A Budapest Gianmarco Tamberi torna a volare. E lo fa nel modo che più gli appartiene: regalando spettacolo, emozioni e una prestazione da campione assoluto. A 34 anni, il fuoriclasse marchigiano delle Fiamme Oro conquista la prima edizione dell’Ultimate Championship superando l’asticella a 2,37, al termine di una gara semplicemente straordinaria.
Una misura che vale molto più di una vittoria. Gimbo, infatti, ha migliorato per ben due volte nella stessa serata la migliore prestazione mondiale stagionale, prima con il 2,35 e poi con il 2,37. Una progressione iniziata a 2,22 e proseguita con il 2,26, il 2,30 e il 2,33, fino al salto che ha fatto esplodere lo stadio.
Alle sue spalle si è piazzato lo statunitense JuVaughn Harrison, grande rivale di Tamberi fin dal Mondiale di Budapest del 2023, quando i due si contesero l’oro alla stessa misura di 2,36. Stavolta Harrison si è fermato a 2,39, lasciando a Gimbo il gradino più alto del podio.

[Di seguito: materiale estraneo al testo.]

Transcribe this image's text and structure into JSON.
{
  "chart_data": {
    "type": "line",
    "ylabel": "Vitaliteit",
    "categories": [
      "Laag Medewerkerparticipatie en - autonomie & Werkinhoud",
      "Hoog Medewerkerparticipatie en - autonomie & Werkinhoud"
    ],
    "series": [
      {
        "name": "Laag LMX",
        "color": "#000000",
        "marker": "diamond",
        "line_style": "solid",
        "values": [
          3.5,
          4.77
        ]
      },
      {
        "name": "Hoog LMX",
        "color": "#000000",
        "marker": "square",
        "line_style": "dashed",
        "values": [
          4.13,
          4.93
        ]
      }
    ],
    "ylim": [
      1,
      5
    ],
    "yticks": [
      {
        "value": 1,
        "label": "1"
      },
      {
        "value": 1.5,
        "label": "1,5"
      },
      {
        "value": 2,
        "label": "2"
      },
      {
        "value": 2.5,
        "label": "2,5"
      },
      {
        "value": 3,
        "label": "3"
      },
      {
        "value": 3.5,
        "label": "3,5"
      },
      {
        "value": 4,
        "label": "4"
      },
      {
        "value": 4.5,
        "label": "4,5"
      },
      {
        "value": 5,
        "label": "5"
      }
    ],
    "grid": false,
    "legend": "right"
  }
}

Ma Tamberi non si è accontentato. Una volta assicurata la vittoria, ha chiesto l’asticella a 2,41, misura che avrebbe rievocato il salto realizzato dieci anni fa a Montecarlo. I tre tentativi non sono andati a buon fine, ma hanno mostrato ancora una volta la voglia del campione di spingersi oltre i propri limiti.
È stata una stagione straordinaria per Gimbo, capace di arrivare al quarto oro europeo della carriera e ora di tornare anche in cima alla classifica mondiale stagionale. A Budapest ha ritrovato il pubblico, l’adrenalina e quella magia che hanno accompagnato i momenti più importanti della sua carriera.
«Sapevo di poter saltare molto più alto in questa stagione – ha raccontato Tamberi al termine della gara –. Ho dimostrato a me stesso che sono al livello dei miei migliori anni». Il campione marchigiano pensa già ai prossimi obiettivi: «Ora guardo ai Giochi di Los Angeles con una voglia enorme. Mondiali a Roma nel 2029? Sarebbe bellissimo».